The objective of this project is to develop a taxonomy to bridge the gap between digital solutions aiming to facilitate human economic activity and the practical requirements needed to enforce obligations in the physical realm - i.e. provide evidence which legally holds up in their relevant jurisdictions. Interoperability needs to necessarily start on the natural language level, moving to the semantic level (where necessary within the appropriate discipline), further to linguistics, and finally to high-level coding language. - As such we are starting with a simple Wiki, and list of terms which require IRL definitions before creating project outlines for (decentralized) software solutions, in particular blockchains and graphs. The wider objective is to facilitate the development of a human-centered network (web), in which individuals regain control over the feedback mechanisms technologies provide to them.

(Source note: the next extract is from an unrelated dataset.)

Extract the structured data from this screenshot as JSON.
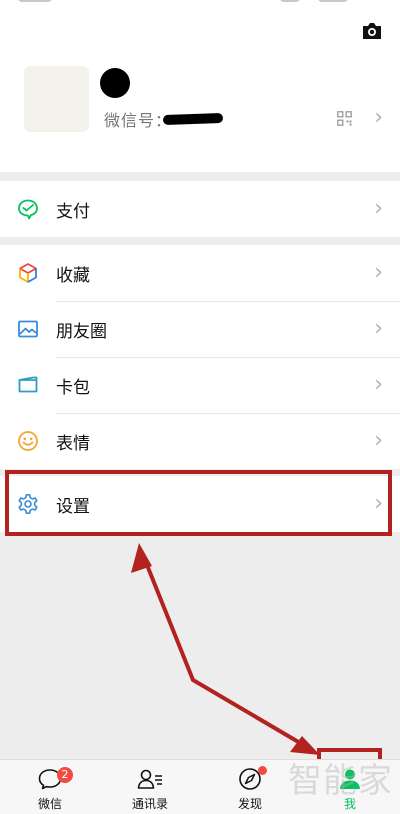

Please note: this is not a philosophical ‘exercise’ but rather a practical approach, which presupposes that a central tenet of innovation through technology is the increase of human productivity, freeing up individuals attention - measured in time - that these can (deliberately) assign to leisure activities or higher order pursuits, such as the accumulation of knowledge or wealth.
Engineers introducing the designation identity to describe objectives or operational aspects of technology, regularly fail to establish a functional definition of the term before committing the concept to source code. Despite disagreements among scholars of social sciences, philosophers, and psychologists about many facets of identity, a general consensus about its uniquely human quality can be observed. Further separating human beings from objects and other living organisms are the ability to self-reflect and form intentions. Aside from situational and/or reflexive expressions, the basis for the latter is most often rooted in the sum of experiences, and memories thereof. Baring significant advances in human brain-monitoring technologies, engineering efforts serving human intentions thus far are limited to levels of observance and interpretation. In so far as this threshold is breached by technical implementations - i.e. software-assisted “social engineering” (a form of “hacking” human-assisted processes), definitions must allow for the attribution of human agency.
NOTE: At the time of this update (07/02/2021), there are no known technologies addressing identity management . Solutions using the latter description can readily be re-classified by the type and purpose of data collection: i.e. identification, including (for) access management and authentication, profiling, certification, etc.